Augusto Inácio Ferreira disse...

- Aos camaradas que aqui fizeram comentários (e bem) sobre o Capitão Robles. Quando fui solicitado a escrever sobre o que se passou com acidente do Cap. Médico Oliveira do BCAV.2867, a referencia que fiz à 15ª CC e ao Capitão Robles, era apenas para a enquadrar no espaço e no tempo em que se deu o acontecimento. Antes da 15ª CC estar em Fulacunda (cerca de 40 dias), esteve em TITE após a n/chegada. A minha especialidade não obrigava ao contacto com os operacionais, e daí desconhecer alguns Oficiais que não pertenciam ao Batalhão. Confirmo (agora) de fonte segura, que o CMDT era o Cap. Garcia Lopes (que não conheci). O então Tenente Robles era o 2º Cmdt. À data da sua promoção referida pelo camarada Tavares de 17.5.1969, enquadra-se perfeitamente, pois os Boinas Negras estiveram em TITE de Março a Junho de 1969, e só depois fomos para Fulacunda. Agora vou explicar o meu lapso. Quando recebi a msg (para a promoção) do TEN.ROBLES, fui eu que lha entreguei, e ao fazê-lo, fiquei com a impressão que ele tinha os galões de Capitão. Deduzi que com aquela promoção (seria Major). Será que ele já teria tido conhecimento do despacho, e aquela msg seria apenas um "proforma"? Daí o meu equívoco, ao vê-lo já com os galões de Capitão. Agora soube que ele após a graduação em Capitão, abandonou a 15ª CC (por isso em Maio de 1969). Como disse atrás, a 15ª CC esteve aqueles 40 dias em Fulacunda onde na sua saída para Bissau tiveram aquele grave acidente, mas nunca lá vi o Cap.Garcia Lopes. Peço desculpa aos camaradas que aqui vieram (e muito bem) corrigir o que estava mal.

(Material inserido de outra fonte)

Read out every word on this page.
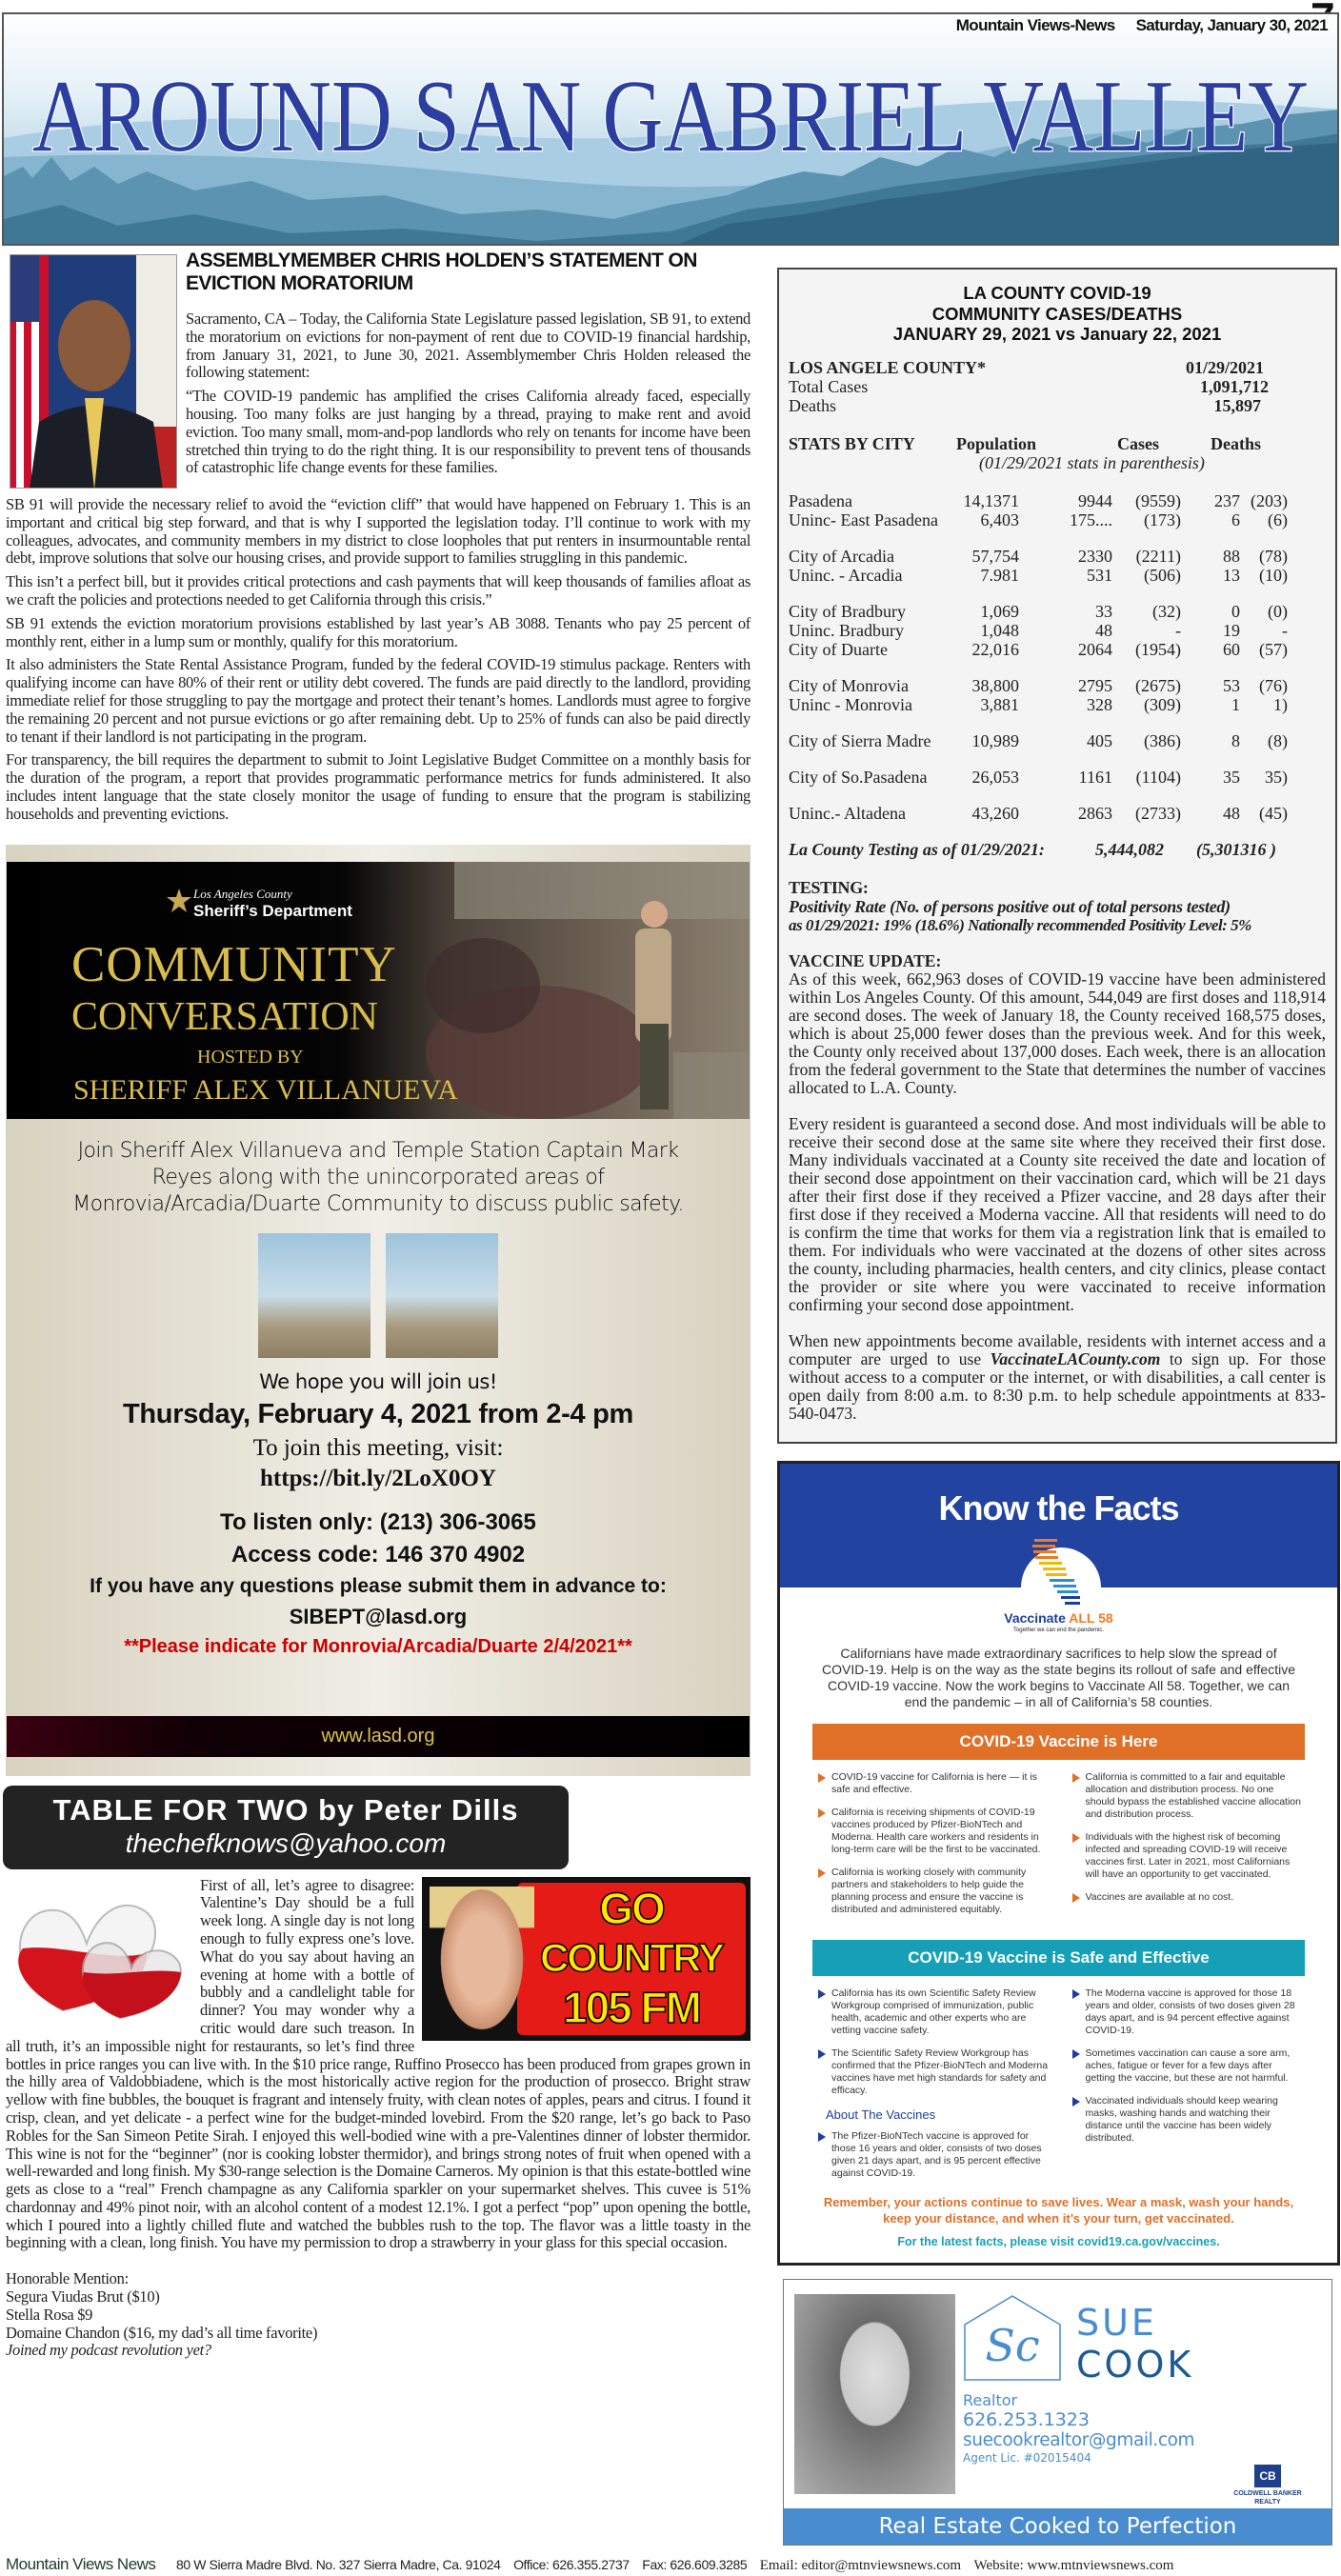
AROUND SAN GABRIEL VALLEY
Mountain Views-News Saturday, January 30, 2021
ASSEMBLYMEMBER CHRIS HOLDEN’S STATEMENT ON EVICTION MORATORIUM

Sacramento, CA – Today, the California State Legislature passed legislation, SB 91, to extend the moratorium on evictions for non-payment of rent due to COVID-19 financial hardship, from January 31, 2021, to June 30, 2021. Assemblymember Chris Holden released the following statement:

“The COVID-19 pandemic has amplified the crises California already faced, especially housing. Too many folks are just hanging by a thread, praying to make rent and avoid eviction. Too many small, mom-and-pop landlords who rely on tenants for income have been stretched thin trying to do the right thing. It is our responsibility to prevent tens of thousands of catastrophic life change events for these families.

SB 91 will provide the necessary relief to avoid the “eviction cliff” that would have happened on February 1. This is an important and critical big step forward, and that is why I supported the legislation today. I’ll continue to work with my colleagues, advocates, and community members in my district to close loopholes that put renters in insurmountable rental debt, improve solutions that solve our housing crises, and provide support to families struggling in this pandemic.

This isn’t a perfect bill, but it provides critical protections and cash payments that will keep thousands of families afloat as we craft the policies and protections needed to get California through this crisis.”

SB 91 extends the eviction moratorium provisions established by last year’s AB 3088. Tenants who pay 25 percent of monthly rent, either in a lump sum or monthly, qualify for this moratorium.

It also administers the State Rental Assistance Program, funded by the federal COVID-19 stimulus package. Renters with qualifying income can have 80% of their rent or utility debt covered. The funds are paid directly to the landlord, providing immediate relief for those struggling to pay the mortgage and protect their tenant’s homes. Landlords must agree to forgive the remaining 20 percent and not pursue evictions or go after remaining debt. Up to 25% of funds can also be paid directly to tenant if their landlord is not participating in the program.

For transparency, the bill requires the department to submit to Joint Legislative Budget Committee on a monthly basis for the duration of the program, a report that provides programmatic performance metrics for funds administered. It also includes intent language that the state closely monitor the usage of funding to ensure that the program is stabilizing households and preventing evictions.

Los Angeles County
Sheriff’s Department
COMMUNITY
CONVERSATION
HOSTED BY
SHERIFF ALEX VILLANUEVA
Join Sheriff Alex Villanueva and Temple Station Captain Mark Reyes along with the unincorporated areas of Monrovia/Arcadia/Duarte Community to discuss public safety.
We hope you will join us!
Thursday, February 4, 2021 from 2-4 pm
To join this meeting, visit:
https://bit.ly/2LoX0OY
To listen only: (213) 306-3065
Access code: 146 370 4902
If you have any questions please submit them in advance to:
SIBEPT@lasd.org
**Please indicate for Monrovia/Arcadia/Duarte 2/4/2021**
www.lasd.org
TABLE FOR TWO by Peter Dills
thechefknows@yahoo.com
GO
COUNTRY
105 FM

First of all, let’s agree to disagree: Valentine’s Day should be a full week long. A single day is not long enough to fully express one’s love. What do you say about having an evening at home with a bottle of bubbly and a candlelight table for dinner? You may wonder why a critic would dare such treason. In all truth, it’s an impossible night for restaurants, so let’s find three bottles in price ranges you can live with. In the $10 price range, Ruffino Prosecco has been produced from grapes grown in the hilly area of Valdobbiadene, which is the most historically active region for the production of prosecco. Bright straw yellow with fine bubbles, the bouquet is fragrant and intensely fruity, with clean notes of apples, pears and citrus. I found it crisp, clean, and yet delicate - a perfect wine for the budget-minded lovebird. From the $20 range, let’s go back to Paso Robles for the San Simeon Petite Sirah. I enjoyed this well-bodied wine with a pre-Valentines dinner of lobster thermidor. This wine is not for the “beginner” (nor is cooking lobster thermidor), and brings strong notes of fruit when opened with a well-rewarded and long finish. My $30-range selection is the Domaine Carneros. My opinion is that this estate-bottled wine gets as close to a “real” French champagne as any California sparkler on your supermarket shelves. This cuvee is 51% chardonnay and 49% pinot noir, with an alcohol content of a modest 12.1%. I got a perfect “pop” upon opening the bottle, which I poured into a lightly chilled flute and watched the bubbles rush to the top. The flavor was a little toasty in the beginning with a clean, long finish. You have my permission to drop a strawberry in your glass for this special occasion.

Honorable Mention:
Segura Viudas Brut ($10)
Stella Rosa $9
Domaine Chandon ($16, my dad’s all time favorite)
Joined my podcast revolution yet?
LA COUNTY COVID-19
COMMUNITY CASES/DEATHS
JANUARY 29, 2021 vs January 22, 2021
LOS ANGELE COUNTY*	01/29/2021
Total Cases	1,091,712
Deaths	15,897
STATS BY CITY Population	Cases	Deaths
(01/29/2021 stats in parenthesis)
Pasadena	14,1371	9944	(9559)	237 (203)
Uninc- East Pasadena	6,403	175....	(173)	6	(6)
City of Arcadia	57,754	2330	(2211)	88	(78)
Uninc. - Arcadia	7.981	531	(506)	13	(10)
City of Bradbury	1,069	33	(32)	0	(0)
Uninc. Bradbury	1,048	48	-	19	-
City of Duarte	22,016	2064	(1954)	60	(57)
City of Monrovia	38,800	2795	(2675)	53	(76)
Uninc - Monrovia	3,881	328	(309)	1	1)
City of Sierra Madre	10,989	405	(386)	8	(8)
City of So.Pasadena	26,053	1161	(1104)	35	35)
Uninc.- Altadena	43,260	2863	(2733)	48	(45)
La County Testing as of 01/29/2021:	5,444,082 (5,301316 )
TESTING:
Positivity Rate (No. of persons positive out of total persons tested)
as 01/29/2021: 19% (18.6%) Nationally recommended Positivity Level: 5%
VACCINE UPDATE:

As of this week, 662,963 doses of COVID-19 vaccine have been administered within Los Angeles County. Of this amount, 544,049 are first doses and 118,914 are second doses. The week of January 18, the County received 168,575 doses, which is about 25,000 fewer doses than the previous week. And for this week, the County only received about 137,000 doses. Each week, there is an allocation from the federal government to the State that determines the number of vaccines allocated to L.A. County.

Every resident is guaranteed a second dose. And most individuals will be able to receive their second dose at the same site where they received their first dose. Many individuals vaccinated at a County site received the date and location of their second dose appointment on their vaccination card, which will be 21 days after their first dose if they received a Pfizer vaccine, and 28 days after their first dose if they received a Moderna vaccine. All that residents will need to do is confirm the time that works for them via a registration link that is emailed to them. For individuals who were vaccinated at the dozens of other sites across the county, including pharmacies, health centers, and city clinics, please contact the provider or site where you were vaccinated to receive information confirming your second dose appointment.

When new appointments become available, residents with internet access and a computer are urged to use VaccinateLACounty.com to sign up. For those without access to a computer or the internet, or with disabilities, a call center is open daily from 8:00 a.m. to 8:30 p.m. to help schedule appointments at 833-540-0473.

Know the Facts
Vaccinate ALL 58
Together we can end the pandemic.
Californians have made extraordinary sacrifices to help slow the spread of COVID-19. Help is on the way as the state begins its rollout of safe and effective COVID-19 vaccine. Now the work begins to Vaccinate All 58. Together, we can end the pandemic – in all of California’s 58 counties.
COVID-19 Vaccine is Here
COVID-19 vaccine for California is here — it is safe and effective.
California is receiving shipments of COVID-19 vaccines produced by Pfizer-BioNTech and Moderna. Health care workers and residents in long-term care will be the first to be vaccinated.
California is working closely with community partners and stakeholders to help guide the planning process and ensure the vaccine is distributed and administered equitably.
California is committed to a fair and equitable allocation and distribution process. No one should bypass the established vaccine allocation and distribution process.
Individuals with the highest risk of becoming infected and spreading COVID-19 will receive vaccines first. Later in 2021, most Californians will have an opportunity to get vaccinated.
Vaccines are available at no cost.
COVID-19 Vaccine is Safe and Effective
California has its own Scientific Safety Review Workgroup comprised of immunization, public health, academic and other experts who are vetting vaccine safety.
The Scientific Safety Review Workgroup has confirmed that the Pfizer-BioNTech and Moderna vaccines have met high standards for safety and efficacy.
About The Vaccines
The Pfizer-BioNTech vaccine is approved for those 16 years and older, consists of two doses given 21 days apart, and is 95 percent effective against COVID-19.
The Moderna vaccine is approved for those 18 years and older, consists of two doses given 28 days apart, and is 94 percent effective against COVID-19.
Sometimes vaccination can cause a sore arm, aches, fatigue or fever for a few days after getting the vaccine, but these are not harmful.
Vaccinated individuals should keep wearing masks, washing hands and watching their distance until the vaccine has been widely distributed.
Remember, your actions continue to save lives. Wear a mask, wash your hands, keep your distance, and when it’s your turn, get vaccinated.
For the latest facts, please visit covid19.ca.gov/vaccines.
Sc SUE
COOK
Realtor
626.253.1323
suecookrealtor@gmail.com
Agent Lic. #02015404
CB
COLDWELL BANKER
REALTY
Real Estate Cooked to Perfection
Mountain Views News 80 W Sierra Madre Blvd. No. 327 Sierra Madre, Ca. 91024 Office: 626.355.2737 Fax: 626.609.3285 Email: editor@mtnviewsnews.com Website: www.mtnviewsnews.com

O SEU A SEU DONO. Um abraço de amizade para TODOS os ex-combatentes.

Unknown disse...

Boa noite.
Quando cheguei a Luanda no dia dez de Abril de mil novecentos e setenta e quatro, e me apresentei no centro de instrução de comandos com a especialidade de transmissões, apresentei-me ao capitão Fernando Robles que na altura chefiava a companhia de comandos sem reforço.
Julgo ter ajudado ao esclarecimento.